The survey frontrunners will likely see the ranks of their friends, fair weather or otherwise, increasing – with all the concomitant perks. The frontrunners can have a stronger voice in influencing public policy. Take that, tambaloslos!

And who would lose?

The same survey frontrunners, who could suffer the fate of former vice president Jejomar Binay and former House speaker Manny Villar. “Presidentiables” who peak early also draw enemies early along with special operations to bring them down.

VP Sara is seeing this now; Raffy Tulfo could soon see the same.

Yesterday, Pulse Asia released the results of its performance survey on the top four officials of the land, taken on March 24 this year and compared to the ratings on Dec. 23, 2023. This survey showed the VP’s performance rating down by seven points, from 74 percent in December to 67 percent last month.

BBM suffered the worst drop among the four top officials: 13 percent, from 68 to 55 percent.
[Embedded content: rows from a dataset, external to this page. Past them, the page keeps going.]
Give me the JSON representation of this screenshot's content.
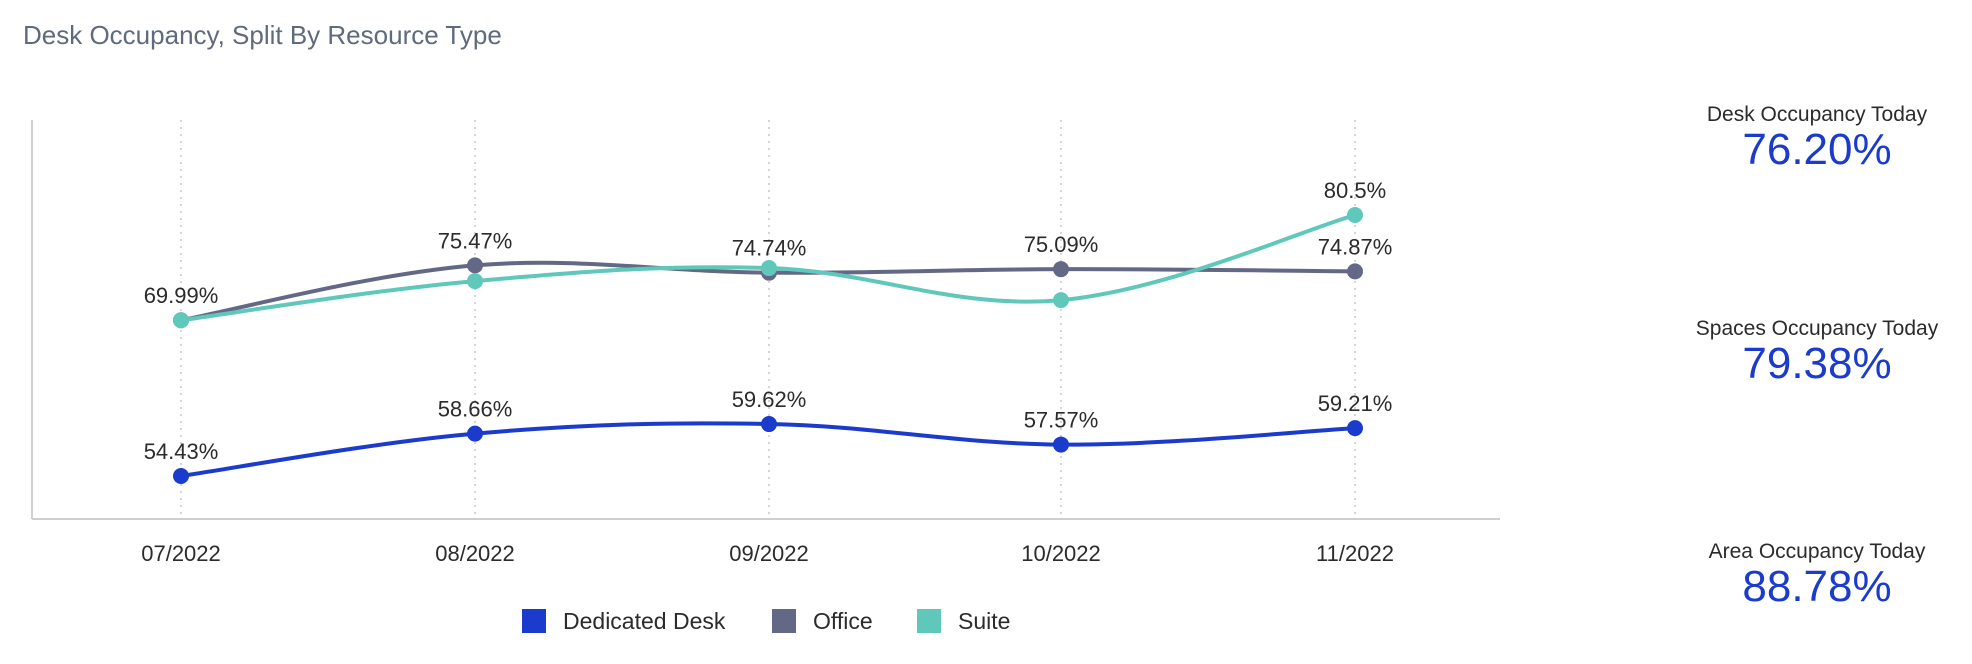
{
  "title": "Desk Occupancy, Split By Resource Type",
  "colors": {
    "dedicated_desk": "#1a3bcc",
    "office": "#636886",
    "suite": "#5fc8bb",
    "kpi_value": "#1a3bcc",
    "title": "#5f6b7d"
  },
  "chart_data": {
    "type": "line",
    "title": "Desk Occupancy, Split By Resource Type",
    "xlabel": "",
    "ylabel": "",
    "ylim": [
      50,
      85
    ],
    "grid": "vertical dotted",
    "legend_position": "bottom",
    "categories": [
      "07/2022",
      "08/2022",
      "09/2022",
      "10/2022",
      "11/2022"
    ],
    "series": [
      {
        "name": "Dedicated Desk",
        "color": "#1a3bcc",
        "values": [
          54.43,
          58.66,
          59.62,
          57.57,
          59.21
        ],
        "labels": [
          "54.43%",
          "58.66%",
          "59.62%",
          "57.57%",
          "59.21%"
        ]
      },
      {
        "name": "Office",
        "color": "#636886",
        "values": [
          69.99,
          75.47,
          74.74,
          75.09,
          74.87
        ],
        "labels": [
          "69.99%",
          "75.47%",
          "74.74%",
          "75.09%",
          "74.87%"
        ]
      },
      {
        "name": "Suite",
        "color": "#5fc8bb",
        "values": [
          69.99,
          73.9,
          75.2,
          72.0,
          80.5
        ],
        "labels": [
          "",
          "",
          "",
          "",
          "80.5%"
        ]
      }
    ]
  },
  "kpis": {
    "desk": {
      "label": "Desk Occupancy Today",
      "value": "76.20%"
    },
    "spaces": {
      "label": "Spaces Occupancy Today",
      "value": "79.38%"
    },
    "area": {
      "label": "Area Occupancy Today",
      "value": "88.78%"
    }
  }
}
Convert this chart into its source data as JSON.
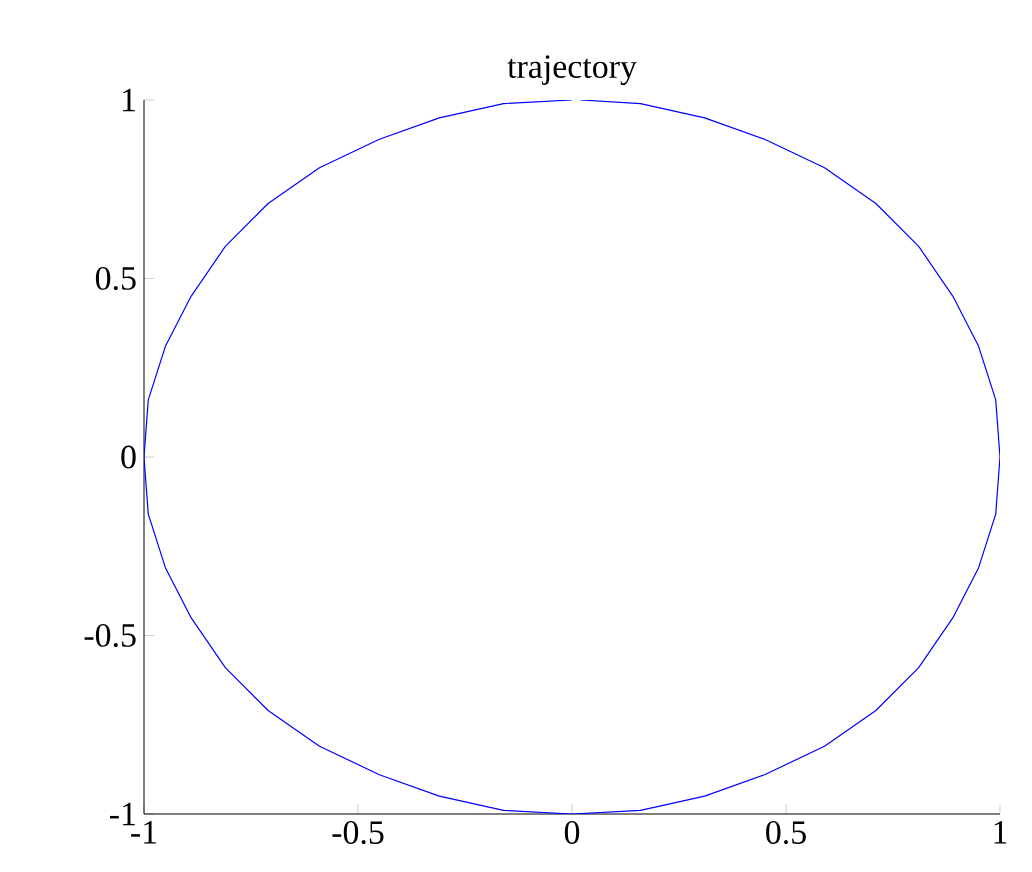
{
  "chart_data": {
    "type": "line",
    "title": "trajectory",
    "x": [
      0.02,
      0.16,
      0.31,
      0.45,
      0.59,
      0.71,
      0.81,
      0.89,
      0.95,
      0.99,
      1,
      0.99,
      0.95,
      0.89,
      0.81,
      0.71,
      0.59,
      0.45,
      0.31,
      0.16,
      0,
      -0.16,
      -0.31,
      -0.45,
      -0.59,
      -0.71,
      -0.81,
      -0.89,
      -0.95,
      -0.99,
      -1,
      -0.99,
      -0.95,
      -0.89,
      -0.81,
      -0.71,
      -0.59,
      -0.45,
      -0.31,
      -0.16,
      0
    ],
    "series": [
      {
        "color": "#0000ff",
        "values": [
          1,
          0.99,
          0.95,
          0.89,
          0.81,
          0.71,
          0.59,
          0.45,
          0.31,
          0.16,
          0,
          -0.16,
          -0.31,
          -0.45,
          -0.59,
          -0.71,
          -0.81,
          -0.89,
          -0.95,
          -0.99,
          -1,
          -0.99,
          -0.95,
          -0.89,
          -0.81,
          -0.71,
          -0.59,
          -0.45,
          -0.31,
          -0.16,
          0,
          0.16,
          0.31,
          0.45,
          0.59,
          0.71,
          0.81,
          0.89,
          0.95,
          0.99,
          1
        ]
      }
    ],
    "xlim": [
      -1,
      1
    ],
    "ylim": [
      -1,
      1
    ],
    "xticks": [
      -1,
      -0.5,
      0,
      0.5,
      1
    ],
    "yticks": [
      -1,
      -0.5,
      0,
      0.5,
      1
    ]
  }
}
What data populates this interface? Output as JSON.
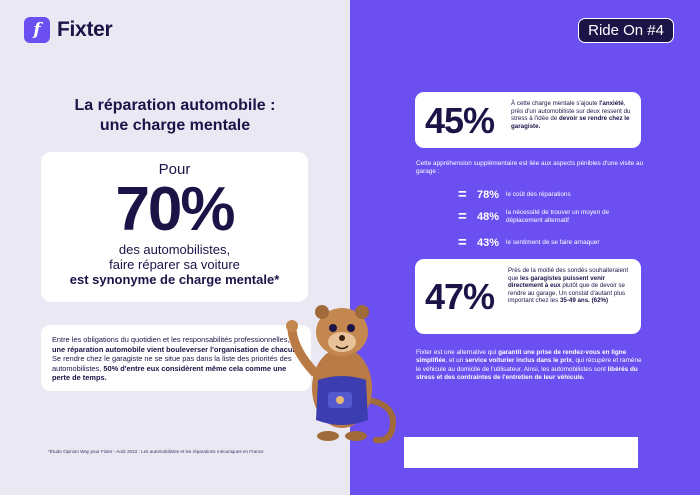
{
  "logo": {
    "mark": "f",
    "name": "Fixter"
  },
  "badge": "Ride On #4",
  "title": {
    "line1": "La réparation automobile :",
    "line2": "une charge mentale"
  },
  "stat": {
    "pour": "Pour",
    "value": "70%",
    "line1": "des automobilistes,",
    "line2": "faire réparer sa voiture",
    "line3": "est synonyme de charge mentale*"
  },
  "info": {
    "t1": "Entre les obligations du quotidien et les responsabilités professionnelles, ",
    "b1": "une réparation automobile vient bouleverser l'organisation de chacun",
    "t2": ". Se rendre chez le garagiste ne se situe pas dans la liste des priorités des automobilistes, ",
    "b2": "50% d'entre eux considèrent même cela comme une perte de temps."
  },
  "footnote": "*Étude Opinion Way pour Fixter - Août 2023 : Les automobilistes et les réparations mécaniques en France",
  "card45": {
    "value": "45%",
    "t1": "À cette charge mentale s'ajoute ",
    "b1": "l'anxiété",
    "t2": ", près d'un automobiliste sur deux ressent du stress à l'idée de ",
    "b2": "devoir se rendre chez le garagiste."
  },
  "intro": "Cette appréhension supplémentaire est liée aux aspects pénibles d'une visite au garage :",
  "bullets": [
    {
      "eq": "=",
      "pct": "78%",
      "desc": "le coût des réparations"
    },
    {
      "eq": "=",
      "pct": "48%",
      "desc": "la nécessité de trouver un moyen de déplacement alternatif"
    },
    {
      "eq": "=",
      "pct": "43%",
      "desc": "le sentiment de se faire arnaquer"
    }
  ],
  "card47": {
    "value": "47%",
    "t1": "Près de la moitié des sondés souhaiteraient que ",
    "b1": "les garagistes puissent venir directement à eux",
    "t2": " plutôt que de devoir se rendre au garage. Un constat d'autant plus important chez les ",
    "b2": "35-49 ans. (62%)"
  },
  "outro": {
    "t1": "Fixter est une alternative qui ",
    "b1": "garantit une prise de rendez-vous en ligne simplifiée",
    "t2": ", et un ",
    "b2": "service voiturier inclus dans le prix",
    "t3": ", qui récupère et ramène le véhicule au domicile de l'utilisateur. Ainsi, les automobilistes sont ",
    "b3": "libérés du stress et des contraintes de l'entretien de leur véhicule."
  },
  "colors": {
    "brand": "#6b4ff0",
    "navy": "#1a1447",
    "panel": "#e9e8f3"
  }
}
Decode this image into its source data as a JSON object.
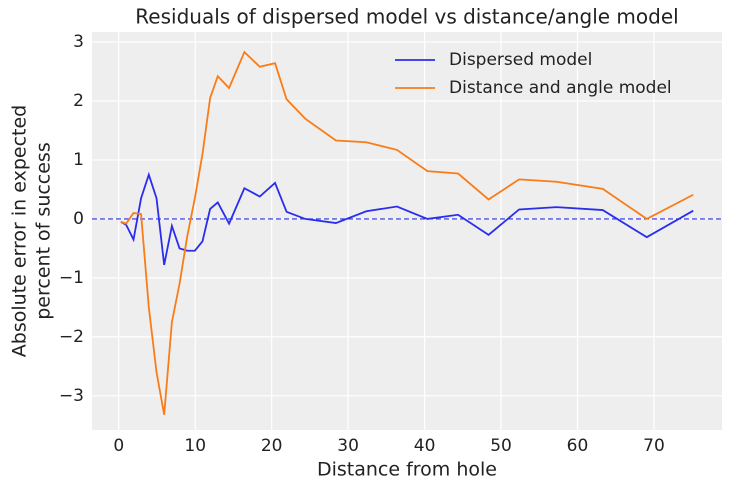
{
  "chart_data": {
    "type": "line",
    "title": "Residuals of dispersed model vs distance/angle model",
    "xlabel": "Distance from hole",
    "ylabel": [
      "Absolute error in expected",
      "percent of success"
    ],
    "x": [
      0.28,
      0.97,
      1.93,
      2.92,
      3.93,
      4.94,
      5.94,
      6.95,
      7.95,
      8.95,
      9.95,
      10.95,
      11.95,
      12.95,
      14.43,
      16.43,
      18.44,
      20.44,
      21.95,
      24.39,
      28.4,
      32.38,
      36.39,
      40.37,
      44.38,
      48.37,
      52.36,
      57.25,
      63.3,
      69.06,
      75.14
    ],
    "series": [
      {
        "name": "Dispersed model",
        "color": "#2a2eec",
        "values": [
          -0.05,
          -0.1,
          -0.35,
          0.35,
          0.75,
          0.35,
          -0.78,
          -0.12,
          -0.5,
          -0.54,
          -0.54,
          -0.38,
          0.17,
          0.28,
          -0.08,
          0.52,
          0.38,
          0.61,
          0.12,
          0.0,
          -0.07,
          0.13,
          0.21,
          0.0,
          0.07,
          -0.27,
          0.16,
          0.2,
          0.15,
          -0.31,
          0.14
        ]
      },
      {
        "name": "Distance and angle model",
        "color": "#fa7c17",
        "values": [
          -0.05,
          -0.08,
          0.1,
          0.08,
          -1.5,
          -2.6,
          -3.32,
          -1.75,
          -1.1,
          -0.3,
          0.35,
          1.1,
          2.05,
          2.42,
          2.22,
          2.83,
          2.58,
          2.64,
          2.03,
          1.7,
          1.33,
          1.3,
          1.17,
          0.81,
          0.77,
          0.33,
          0.67,
          0.63,
          0.51,
          0.0,
          0.41
        ]
      }
    ],
    "hline": 0,
    "hline_color": "#2a2eec",
    "xlim": [
      -3.5,
      78.9
    ],
    "ylim": [
      -3.58,
      3.17
    ],
    "xticks": [
      0,
      10,
      20,
      30,
      40,
      50,
      60,
      70
    ],
    "yticks": [
      {
        "value": -3,
        "label": "−3"
      },
      {
        "value": -2,
        "label": "−2"
      },
      {
        "value": -1,
        "label": "−1"
      },
      0,
      1,
      2,
      3
    ],
    "grid": true,
    "legend": "upper right"
  }
}
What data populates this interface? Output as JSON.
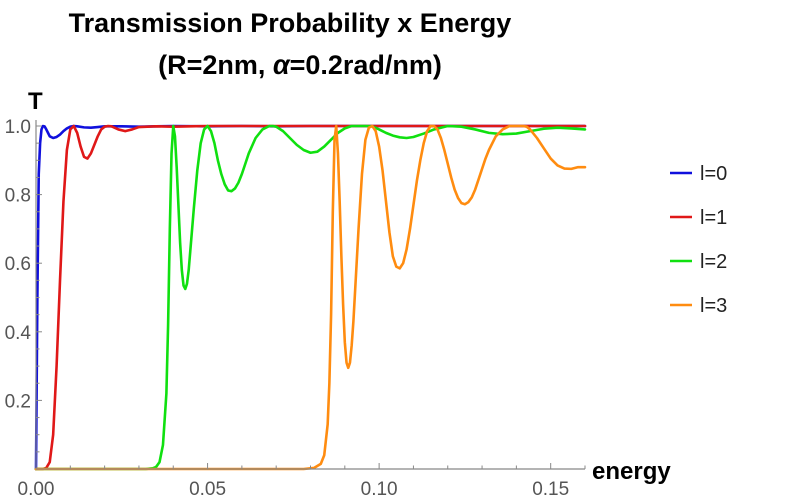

He should wonder if his favorite cousin is dragging him down. Speaker Romualdez saw his rating fall by eight percent in the same survey, from 39 percent in December to 31 percent.

The main controversy last month was not rice or inflation, but Cha-cha. Surely BBM sees the significance of Migz Zubiri, beset by coup rumors amid his reluctance to dance the Cha-cha, being the only top official who registered an improvement in his performance rating, from 49 percent in December to 52 last month.

How might pro-Cha-cha congressmen react?

Why, they might go to the Supreme Court, to stop those pesky surveys.